Because the ModR/M field can encode *either* a memory addressing operation *or* a bare
register, opcodes that support both register-to-memory and memory-to-register operations *also*
support multiple encodings of register-to-register operations.

For example, `mov eax, ebx` can be encoded as *either* `89 d8` *or* `8b c3` *without any semantic
changes*. This gives us one bit of information per duplicated instruction semantic. Given enough
register-to-register instructions with multiple encodings, we can hide entire messages with those
bits.

Additionally, because these semantically identical encodings are frequently the same size,
we can modify *preexisting* binaries without having to fix relocations or RIP-relative addressing.

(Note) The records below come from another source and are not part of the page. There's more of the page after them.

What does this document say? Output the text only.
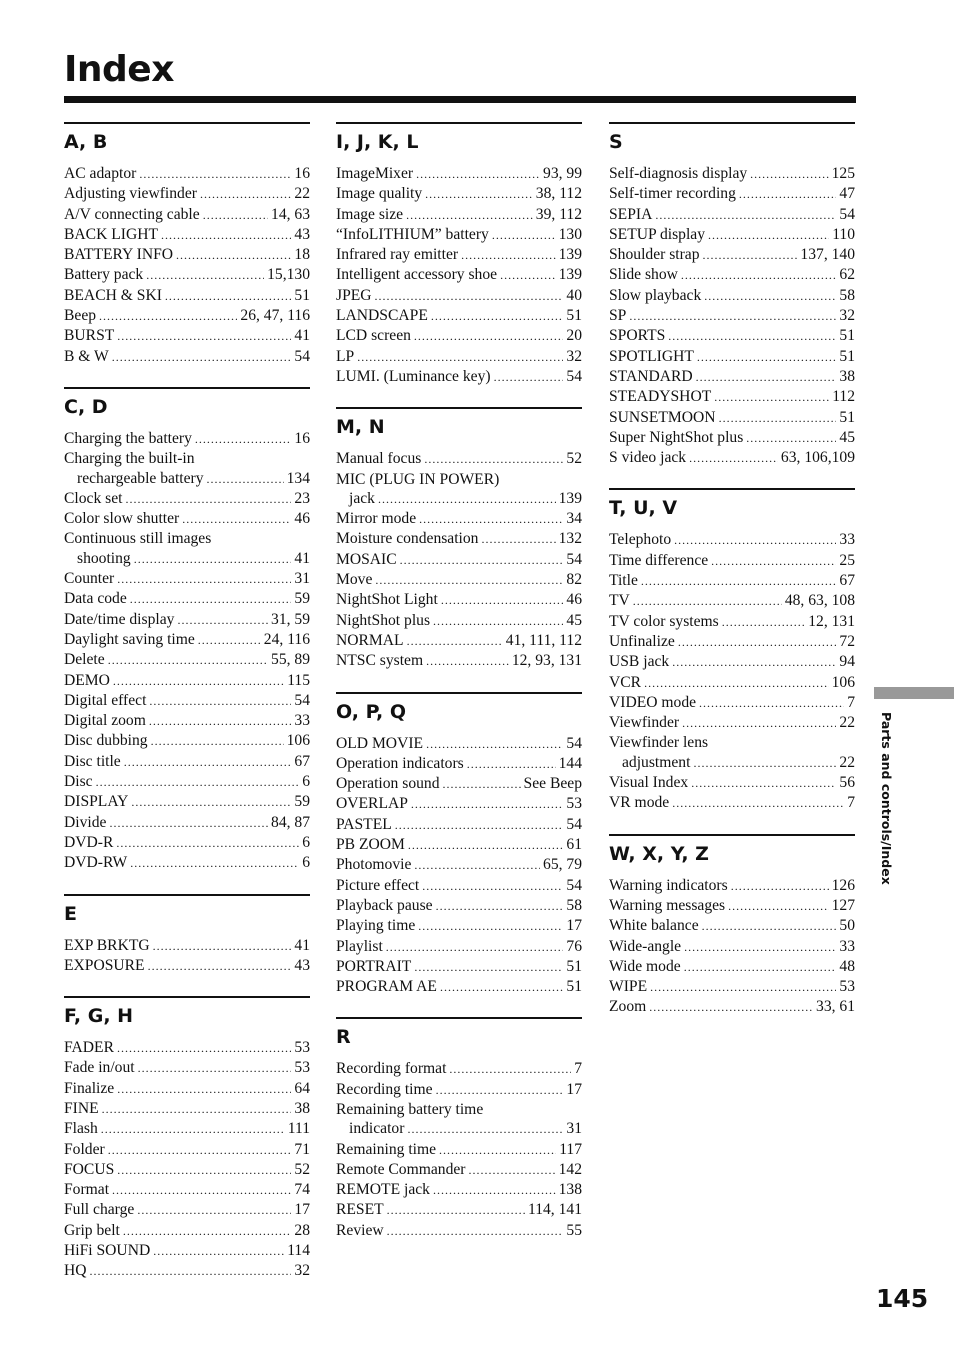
Index
A, B
AC adaptor .....	16
Adjusting viewfinder .....	22
A/V connecting cable .....	14, 63
BACK LIGHT .....	43
BATTERY INFO .....	18
Battery pack .....	15,130
BEACH & SKI .....	51
Beep .....	26, 47, 116
BURST .....	41
B & W .....	54
C, D
Charging the battery .....	16
Charging the built-in
rechargeable battery .....	134
Clock set .....	23
Color slow shutter .....	46
Continuous still images
shooting .....	41
Counter .....	31
Data code .....	59
Date/time display .....	31, 59
Daylight saving time .....	24, 116
Delete .....	55, 89
DEMO .....	115
Digital effect .....	54
Digital zoom .....	33
Disc dubbing .....	106
Disc title .....	67
Disc .....	6
DISPLAY .....	59
Divide .....	84, 87
DVD-R .....	6
DVD-RW .....	6
E
EXP BRKTG .....	41
EXPOSURE .....	43
F, G, H
FADER .....	53
Fade in/out .....	53
Finalize .....	64
FINE .....	38
Flash .....	111
Folder .....	71
FOCUS .....	52
Format .....	74
Full charge .....	17
Grip belt .....	28
HiFi SOUND .....	114
HQ .....	32
I, J, K, L
ImageMixer .....	93, 99
Image quality .....	38, 112
Image size .....	39, 112
“InfoLITHIUM” battery .....	130
Infrared ray emitter .....	139
Intelligent accessory shoe .....	139
JPEG .....	40
LANDSCAPE .....	51
LCD screen .....	20
LP .....	32
LUMI. (Luminance key) .....	54
M, N
Manual focus .....	52
MIC (PLUG IN POWER)
jack .....	139
Mirror mode .....	34
Moisture condensation .....	132
MOSAIC .....	54
Move .....	82
NightShot Light .....	46
NightShot plus .....	45
NORMAL .....	41, 111, 112
NTSC system .....	12, 93, 131
O, P, Q
OLD MOVIE .....	54
Operation indicators .....	144
Operation sound .....	See Beep
OVERLAP .....	53
PASTEL .....	54
PB ZOOM .....	61
Photomovie .....	65, 79
Picture effect .....	54
Playback pause .....	58
Playing time .....	17
Playlist .....	76
PORTRAIT .....	51
PROGRAM AE .....	51
R
Recording format .....	7
Recording time .....	17
Remaining battery time
indicator .....	31
Remaining time .....	117
Remote Commander .....	142
REMOTE jack .....	138
RESET .....	114, 141
Review .....	55
S
Self-diagnosis display .....	125
Self-timer recording .....	47
SEPIA .....	54
SETUP display .....	110
Shoulder strap .....	137, 140
Slide show .....	62
Slow playback .....	58
SP .....	32
SPORTS .....	51
SPOTLIGHT .....	51
STANDARD .....	38
STEADYSHOT .....	112
SUNSETMOON .....	51
Super NightShot plus .....	45
S video jack .....	63, 106,109
T, U, V
Telephoto .....	33
Time difference .....	25
Title .....	67
TV .....	48, 63, 108
TV color systems .....	12, 131
Unfinalize .....	72
USB jack .....	94
VCR .....	106
VIDEO mode .....	7
Viewfinder .....	22
Viewfinder lens
adjustment .....	22
Visual Index .....	56
VR mode .....	7
W, X, Y, Z
Warning indicators .....	126
Warning messages .....	127
White balance .....	50
Wide-angle .....	33
Wide mode .....	48
WIPE .....	53
Zoom .....	33, 61
Parts and controls/Index
145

*steg86* does primitive [binary translation](https://en.wikipedia.org/wiki/Binary_translation) to
accomplish these goals. It uses [iced-x86](https://github.com/0xd4d/iced) for encoding and
decoding, and [goblin](https://github.com/m4b/goblin) for binary format wrangling.

### Prior work

The inspiration for *steg86* came from [@inventednight](https://github.com/inventednight), who
described it as an adaptation of a similar idea (also theirs) for RISC-V binaries.

The technique mentioned above is discussed in detail in
[*Hydan: Hiding Information in Program Binaries*](http://web4.cs.columbia.edu/~angelos/Papers/hydan.pdf) (2004).

*steg86* constitutes a separate discovery of Hydan's technique and was written entirely
independently; the refinements discussed in the paper may or may not be more optimal than the ones
implemented in *steg86*.

### Future improvements

* *steg86* currently limits the embedded message to 16KB. This is a purely artificial limitation
that could be resolved with some small format changes.

* x86 (and AMD64) both have multi-byte NOPs, for alignment purposes. Additional information can be
hidden in these in a few ways:
  * The `OF 1F /0`  multi-byte NOP can be up to 9 bytes, of which up to 5 are free
  (SIB + 4-byte displacement).
  * There are longer NOPs (11, 15 bytes) that may also be usable.

* Going beyond register-to-register duals and rewriting `add`/`sub`, as Hydan does.